Cities have a long history of local business development, he says, but they are less equipped to deal with rescue efforts.
“The challenge for cities is that they’ve got their own fiscal crises to deal with,” says Professor Seidman. Yet for development programs “to make a difference,” he says, they must be done on a huge scale.
That concern percolates through Lakeport, which approved the loan scheme last month.
“There’s a fear there that this may be a bit more risky than any of us know,” says Mr. Knoll of the redevelopment agency. “What are we going to be looking at a year from now if the businesses need to close and can’t make repayments?”
But, he adds, “rural communities don’t seem to be getting the attention through the federal recovery program that a lot of the urban areas are getting. We’re not sure if we’re going to get much help.”
In truth, many urban areas are simply retasking federal money that they have received for other purposes.
Boston recently announced the creation of a $350,000 microloan program that uses federal grant money that the city has on hand to target struggling businesses in poorer parts of the city. The goal is to help businesses overcome a loss of cash flow and a tight credit market. The beneficiaries so far include an ethnic food market and a discount store, both of which received $25,000 to help keep their doors open, says Kerry O’Brien, spokeswoman for Boston’s Department of Neighborhood Development.
On a more expansive level, San Francisco is using $23.8 million of federal money to entice companies to set up shop in struggling parts of the city. The effort is part of a five-part stimulus plan that draws on federal and local funds to pay for construction projects, training programs, and recruitment of overseas industries – particularly from China. Similar microloan efforts are underway or in planning stages from Bayonne, N.J., to Boulder, Colo.
“There is some potential for success here, with just keeping people employed, even if at some point the companies don’t make it. Until we get some job growth that would be beneficial,” says Michael Wasylenko, professor of economics at Syracuse University in New York. “The downside is: Are we just delaying the inevitable? That’s a very hard thing to assess, especially with small businesses.”

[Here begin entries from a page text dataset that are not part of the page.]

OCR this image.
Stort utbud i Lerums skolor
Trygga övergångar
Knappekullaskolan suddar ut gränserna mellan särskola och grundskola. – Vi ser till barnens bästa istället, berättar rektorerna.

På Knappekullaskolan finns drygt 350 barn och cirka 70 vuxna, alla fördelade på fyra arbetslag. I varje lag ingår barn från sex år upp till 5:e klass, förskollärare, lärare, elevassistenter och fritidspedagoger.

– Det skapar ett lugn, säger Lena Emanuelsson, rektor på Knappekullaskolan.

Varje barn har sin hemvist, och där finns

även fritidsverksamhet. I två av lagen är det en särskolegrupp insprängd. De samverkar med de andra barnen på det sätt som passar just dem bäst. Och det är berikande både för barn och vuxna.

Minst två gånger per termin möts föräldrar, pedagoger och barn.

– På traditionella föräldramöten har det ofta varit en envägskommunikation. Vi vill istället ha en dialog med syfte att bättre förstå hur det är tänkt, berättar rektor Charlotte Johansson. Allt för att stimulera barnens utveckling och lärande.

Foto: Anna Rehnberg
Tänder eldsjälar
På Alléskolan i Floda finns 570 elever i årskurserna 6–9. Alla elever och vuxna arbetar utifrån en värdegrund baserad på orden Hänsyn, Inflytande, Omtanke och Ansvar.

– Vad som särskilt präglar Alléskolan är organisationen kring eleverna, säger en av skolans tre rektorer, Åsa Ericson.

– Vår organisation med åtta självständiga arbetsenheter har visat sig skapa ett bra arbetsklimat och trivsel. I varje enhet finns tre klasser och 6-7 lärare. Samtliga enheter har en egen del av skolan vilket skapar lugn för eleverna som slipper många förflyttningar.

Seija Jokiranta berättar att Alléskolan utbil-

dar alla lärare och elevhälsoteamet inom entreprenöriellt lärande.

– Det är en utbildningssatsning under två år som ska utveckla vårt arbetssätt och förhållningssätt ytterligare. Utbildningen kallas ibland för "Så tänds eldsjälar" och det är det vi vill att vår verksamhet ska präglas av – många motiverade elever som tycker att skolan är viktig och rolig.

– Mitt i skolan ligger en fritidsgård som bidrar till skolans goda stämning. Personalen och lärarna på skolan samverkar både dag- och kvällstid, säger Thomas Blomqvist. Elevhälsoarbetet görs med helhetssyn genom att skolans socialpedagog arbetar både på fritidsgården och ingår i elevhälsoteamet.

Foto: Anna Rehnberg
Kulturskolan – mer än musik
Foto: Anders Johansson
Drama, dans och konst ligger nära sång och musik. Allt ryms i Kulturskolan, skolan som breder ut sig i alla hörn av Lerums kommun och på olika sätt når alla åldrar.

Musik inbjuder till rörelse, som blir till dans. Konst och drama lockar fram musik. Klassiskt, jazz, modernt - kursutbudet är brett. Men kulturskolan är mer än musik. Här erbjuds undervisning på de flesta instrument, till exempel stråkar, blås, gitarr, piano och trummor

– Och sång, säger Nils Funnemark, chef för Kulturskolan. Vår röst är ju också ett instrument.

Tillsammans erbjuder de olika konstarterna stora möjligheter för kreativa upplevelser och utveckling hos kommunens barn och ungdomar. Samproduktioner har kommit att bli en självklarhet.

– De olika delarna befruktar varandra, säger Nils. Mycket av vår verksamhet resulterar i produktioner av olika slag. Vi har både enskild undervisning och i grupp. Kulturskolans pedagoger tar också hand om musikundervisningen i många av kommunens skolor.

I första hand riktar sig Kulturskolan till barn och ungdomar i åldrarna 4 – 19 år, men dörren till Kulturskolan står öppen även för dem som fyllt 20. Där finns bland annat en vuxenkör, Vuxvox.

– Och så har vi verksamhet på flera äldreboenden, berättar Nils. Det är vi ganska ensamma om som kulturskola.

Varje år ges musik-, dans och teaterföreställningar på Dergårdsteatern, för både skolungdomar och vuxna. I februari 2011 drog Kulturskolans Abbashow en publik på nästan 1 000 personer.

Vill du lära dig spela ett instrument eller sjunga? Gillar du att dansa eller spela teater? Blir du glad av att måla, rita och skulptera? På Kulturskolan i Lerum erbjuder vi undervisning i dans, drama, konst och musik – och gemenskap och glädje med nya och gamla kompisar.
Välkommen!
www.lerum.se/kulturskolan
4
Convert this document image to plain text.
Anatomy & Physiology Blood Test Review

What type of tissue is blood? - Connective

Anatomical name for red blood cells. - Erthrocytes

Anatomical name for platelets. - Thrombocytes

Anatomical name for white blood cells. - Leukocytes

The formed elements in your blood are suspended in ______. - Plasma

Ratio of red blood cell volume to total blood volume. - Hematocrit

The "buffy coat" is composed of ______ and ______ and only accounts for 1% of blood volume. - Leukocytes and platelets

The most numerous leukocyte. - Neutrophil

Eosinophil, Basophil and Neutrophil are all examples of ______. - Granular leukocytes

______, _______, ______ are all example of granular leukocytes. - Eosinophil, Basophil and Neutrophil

Professor Wasylenko’s hesitation reflects a wider concern with emergency business stabilization. There is little way of knowing if the preserved businesses will be the types of businesses that will thrive in an altered, post-crisis economy.
In New York City, such concerns are paramount. The city is embarking on a $10 billion stimulus program. Some $3 million of that will be allotted to the earliest stages of business development – helping entrepreneurs to move from an idea to a viable business model. It also will provide office space and training programs.
“You have to invest for the future at time when you are hurting the most,” says Seth Pinsky, president of the city’s Economic Development Corporation.
In Lakeport, Roy Fields is still hopeful there will be a future for his swimwear and boat-rental shop, On The Waterfront. It’s far too early to close up shop, he says, but revenue is down to $30,000 a month – $50,000 below his usual break-even point. Mr. Fields’ business was what Knoll, the city’s redevelopment director, had in mind when he came up with the city loan-stabilization program.
“I’m trying not to put my hand out, I’m trying to make it on my own,” Fields says. But many businesses, and quite possibly his own shop, won’t survive without a cash infusion, he adds.
“We need each other to survive, especially in a small community,” Fields says. “What [Knoll]’s doing over there is worth watching.”